The results show that, in this case, when the detonation’s initiation occurs in a mixture of synthesis gas with air, detonation is suppressed at an inhibitor concentration of 1.7%. At a concentration of 1.5%, detonation continues to spread through the synthesis gas mixture with the inhibitor.

4. Discussion

The fact that the inhibitor is required at a concentration approximately two times less than is needed to suppress the detonation of a hydrogen mixture with air can be explained due to the fact that we have two times less hydrogen in the syngas–air mixture, and that hydrogen gas is the most active agent which produces atomic hydrogen during the reaction. The hydrogen in the syngas of the studied composition is two times less; atomic hydrogen is also produced approximately two times less, and thus approximately two times less inhibitor is needed to suppress the reaction. The energy of the syngas combustion is provided by both hydrogen and carbon monoxide, but the latter burns out in the leading detonation wave only partially, burning behind where it no longer affects the detonation front. Therefore, only the hydrogen component affects the propagation of detonation in syngas (with minor corrections). It was expected before the tests that, when a developed cellular detonation in syngas with air passes into an area occupied by syngas with air and an inhibitor, detonation suppression would be at an inhibitor concentration of about 1% (half the result for hydrogen). The calculations showed that detonation under these conditions is suppressed at an inhibitor concentration of 1.7% relative to the volume of the entire mixture, and it is not suppressed at a concentration of 1.5%. That is, the results are lower than for the hydrogen–air mixture, but not at all by a factor of two.

Thus, a small addition of propylene to the syngas mixture preserves its combustible properties but suppresses the possibility of detonation propagation in this mixture. The flame may even become more intense with it. The only purpose of such an additive is to increase the delay time of chemical transformations, and this could stop the transition of the flame into a fierce explosion, or even stop the explosion from propagating, mitigating it into an ordinary flame. Thus, the use of the additive allows for the relatively safe use of synthesis gas as a fuel and in various fields of industry.

Future research could also investigate other fuels, other inhibiting additives, and other conditions.
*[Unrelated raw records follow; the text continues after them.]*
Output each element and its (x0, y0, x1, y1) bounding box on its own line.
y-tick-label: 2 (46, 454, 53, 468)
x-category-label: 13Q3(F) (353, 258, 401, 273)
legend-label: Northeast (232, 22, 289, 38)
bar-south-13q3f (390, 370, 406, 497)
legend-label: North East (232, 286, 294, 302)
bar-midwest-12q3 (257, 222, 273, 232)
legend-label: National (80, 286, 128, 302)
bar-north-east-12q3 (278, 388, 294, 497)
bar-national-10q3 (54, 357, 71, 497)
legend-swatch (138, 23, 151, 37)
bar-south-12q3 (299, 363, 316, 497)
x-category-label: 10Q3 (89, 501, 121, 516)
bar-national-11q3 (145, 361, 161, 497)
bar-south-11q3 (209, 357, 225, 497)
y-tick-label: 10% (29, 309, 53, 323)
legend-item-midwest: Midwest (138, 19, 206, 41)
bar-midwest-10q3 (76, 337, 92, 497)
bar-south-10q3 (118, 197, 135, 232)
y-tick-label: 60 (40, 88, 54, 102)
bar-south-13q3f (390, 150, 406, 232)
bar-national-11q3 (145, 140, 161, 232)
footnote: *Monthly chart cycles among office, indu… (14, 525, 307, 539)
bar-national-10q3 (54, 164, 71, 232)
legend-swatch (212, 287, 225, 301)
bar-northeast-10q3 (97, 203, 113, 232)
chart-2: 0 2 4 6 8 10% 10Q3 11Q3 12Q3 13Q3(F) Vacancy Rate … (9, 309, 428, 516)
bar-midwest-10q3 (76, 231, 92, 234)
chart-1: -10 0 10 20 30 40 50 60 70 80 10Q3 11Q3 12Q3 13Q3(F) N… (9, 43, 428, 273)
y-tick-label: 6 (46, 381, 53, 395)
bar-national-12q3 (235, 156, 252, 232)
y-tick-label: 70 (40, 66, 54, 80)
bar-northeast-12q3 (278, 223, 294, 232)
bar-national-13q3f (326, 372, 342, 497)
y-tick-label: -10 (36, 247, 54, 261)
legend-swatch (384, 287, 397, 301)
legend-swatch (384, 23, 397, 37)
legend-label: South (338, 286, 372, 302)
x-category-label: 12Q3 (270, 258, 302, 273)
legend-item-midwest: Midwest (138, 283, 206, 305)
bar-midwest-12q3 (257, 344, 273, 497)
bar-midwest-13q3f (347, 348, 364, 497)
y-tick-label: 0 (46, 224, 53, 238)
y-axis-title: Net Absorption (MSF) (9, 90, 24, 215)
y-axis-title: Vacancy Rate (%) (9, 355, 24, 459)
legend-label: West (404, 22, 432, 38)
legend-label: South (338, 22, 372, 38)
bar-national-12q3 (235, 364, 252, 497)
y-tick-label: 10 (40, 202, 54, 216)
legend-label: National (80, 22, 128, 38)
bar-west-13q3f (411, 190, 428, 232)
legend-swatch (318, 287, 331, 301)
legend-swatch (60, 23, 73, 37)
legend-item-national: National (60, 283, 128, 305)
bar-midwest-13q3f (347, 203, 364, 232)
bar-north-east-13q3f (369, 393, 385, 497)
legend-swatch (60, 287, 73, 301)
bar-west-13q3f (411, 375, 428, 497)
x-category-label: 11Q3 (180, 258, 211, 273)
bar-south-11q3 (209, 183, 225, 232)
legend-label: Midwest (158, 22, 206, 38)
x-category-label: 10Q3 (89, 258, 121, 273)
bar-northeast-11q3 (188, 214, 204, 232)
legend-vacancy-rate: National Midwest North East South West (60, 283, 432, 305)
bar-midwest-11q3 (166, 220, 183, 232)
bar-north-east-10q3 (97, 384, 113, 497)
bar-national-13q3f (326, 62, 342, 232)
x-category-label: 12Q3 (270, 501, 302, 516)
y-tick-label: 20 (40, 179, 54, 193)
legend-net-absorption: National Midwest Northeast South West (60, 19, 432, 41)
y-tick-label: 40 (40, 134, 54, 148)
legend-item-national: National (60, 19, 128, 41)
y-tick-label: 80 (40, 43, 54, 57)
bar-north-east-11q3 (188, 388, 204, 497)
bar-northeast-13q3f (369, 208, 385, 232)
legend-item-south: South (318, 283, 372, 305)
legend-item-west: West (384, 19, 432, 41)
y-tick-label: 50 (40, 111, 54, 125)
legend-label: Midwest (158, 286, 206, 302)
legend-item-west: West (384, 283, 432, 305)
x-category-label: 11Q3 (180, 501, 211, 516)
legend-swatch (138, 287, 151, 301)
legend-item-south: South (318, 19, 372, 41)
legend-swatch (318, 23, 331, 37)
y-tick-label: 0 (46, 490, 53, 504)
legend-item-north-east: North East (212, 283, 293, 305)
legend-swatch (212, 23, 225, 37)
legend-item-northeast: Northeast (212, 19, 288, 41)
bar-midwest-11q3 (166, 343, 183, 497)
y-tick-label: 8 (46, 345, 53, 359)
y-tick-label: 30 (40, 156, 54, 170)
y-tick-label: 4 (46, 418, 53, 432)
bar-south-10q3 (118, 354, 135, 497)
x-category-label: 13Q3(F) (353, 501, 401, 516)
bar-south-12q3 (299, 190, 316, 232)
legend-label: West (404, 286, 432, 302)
Also, it is worth finding a link between the reaction delay time and the possibility of detonation mitigation in various conditions, and establishing a set of criteria there.

5. Conclusions

On the basis of a mathematical model for the development of two-dimensional cellular detonation, it was shown that the addition of propylene C₃H₆ to a syngas with air, at concentrations [H₂]:[CO]:[O₂]:[N₂] = 1:1:1:4, prevents the detonation onset caused by the gas’s interaction with a strong detonation wave at a volume percent of 0.4%, and reliably mitigates it at 0.5%. It does not prevent detonation onset at concentrations of 0.3% and below. The results are lower than those for a hydrogen–air mixture obtained in our previous work [16]; this can be explained by the lower amount of atomic hydrogen in syngas reaction chains. Therefore, a lower amount of inhibitor is needed to diminish it effectively.

For the detonation initiation due to energy release in the stoichiometric hydrogen–oxygen mixture it is demonstrated that above a 0.4–0.5% volumetric amount, the chemical inhibitor prevents a self-sustained cellular detonation from developing in syngas with an air mixture. The suppression of developed cellular detonation in a stoichiometric mixture of synthesis gas with air was achieved at a much higher inhibitor concentration. An effective suppression of detonation is obtained for a 1.7% volumetric concentration of propylene, but not for 1.5%. However, these values of inhibitor content are still less than those needed for suppressing detonations in hydrogen–air mixtures under similar conditions.